Mittwoch, 30. Dezember 2015

Wie war das noch mit den guten Vorsätzen?

Gerade habe ich mir die Zeit genommen, die Blogs meiner freundschaftlich verbundenen NachbarInnen durchzuschauen. Und dabei ist mir eines aufgefallen (vielleicht habe ich dies und das auch einfach nur übersehen): In der ganzen Zeit, die wir hier jetzt schon so unverdrossen bloggen, gab es an jedem Jahresende, manchmal schon Mitte Dezember, einen Jahresrückblick. Auch ich hatte diesmal einen solchen Rückblick schreiben wollen, und zwar nicht so einen "Meinefünfbestenbilder-Rückblick", den Facebook seinen Nutzern offeriert. Jetzt merke ich, dass ich es nicht kann. So wie ich auch bei den Schreckensszenarien der weltweiten terroristischen Bedrohung und den täglichen Berichten über die Flüchtlingskrise oft keine Worte fand.

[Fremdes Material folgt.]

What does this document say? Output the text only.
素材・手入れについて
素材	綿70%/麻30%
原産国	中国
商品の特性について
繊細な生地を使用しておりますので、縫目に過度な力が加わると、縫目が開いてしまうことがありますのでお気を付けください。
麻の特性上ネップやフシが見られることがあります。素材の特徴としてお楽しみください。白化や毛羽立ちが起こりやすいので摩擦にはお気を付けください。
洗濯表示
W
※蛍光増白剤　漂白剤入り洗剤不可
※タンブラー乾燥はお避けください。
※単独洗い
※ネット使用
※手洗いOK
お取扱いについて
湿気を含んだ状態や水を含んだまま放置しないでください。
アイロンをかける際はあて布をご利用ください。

Und doch war das Jahr 2015 auch im privaten Sektor eine Zeit der großen Umbrüche. Es gab Abschiede und deren Folgen, die bis heute nachwirken. Im Juni hatte ich eine Veröffentlichung im Self Publishing und schreibe seitdem als freie Autorin weiter, nachdem ich meinen Beruf mit Ehren an den berühmten Nagel hängen konnte. Es gab Wetterextreme bis in den Dezember hinein und neue Impulse für das Urheberrecht. Im Sommer lernte ich eine seidig glänzende weiße Katze kennen, die unaufgefordert in meine Wohnung spazierte und die ich inzwischen wieder zur "Besucherkatze" erzogen habe, die ich gar nicht mehr missen will. Statt das wachsende Angebot der digitalen Medien für mich auszuweiten, habe ich wieder angefangen, täglich die Zeitung zu lesen. An Weihnachten fing ich an - erstmalig nach mindestens fünfzehn Jahren - Vanillekipferl und Kokosmakronen zu backen, die mir auch gelungen sind. Unter anderem bekam ich ein Kästchen mit "literarischen Momenten" nebst Zettelkasten geschenkt, dazu Kalender und ein mediterran-orientalisches Kochbuch. Wie immer, habe ich mir für das neue Jahr keine guten Vorsätze ausgedacht. Oder doch?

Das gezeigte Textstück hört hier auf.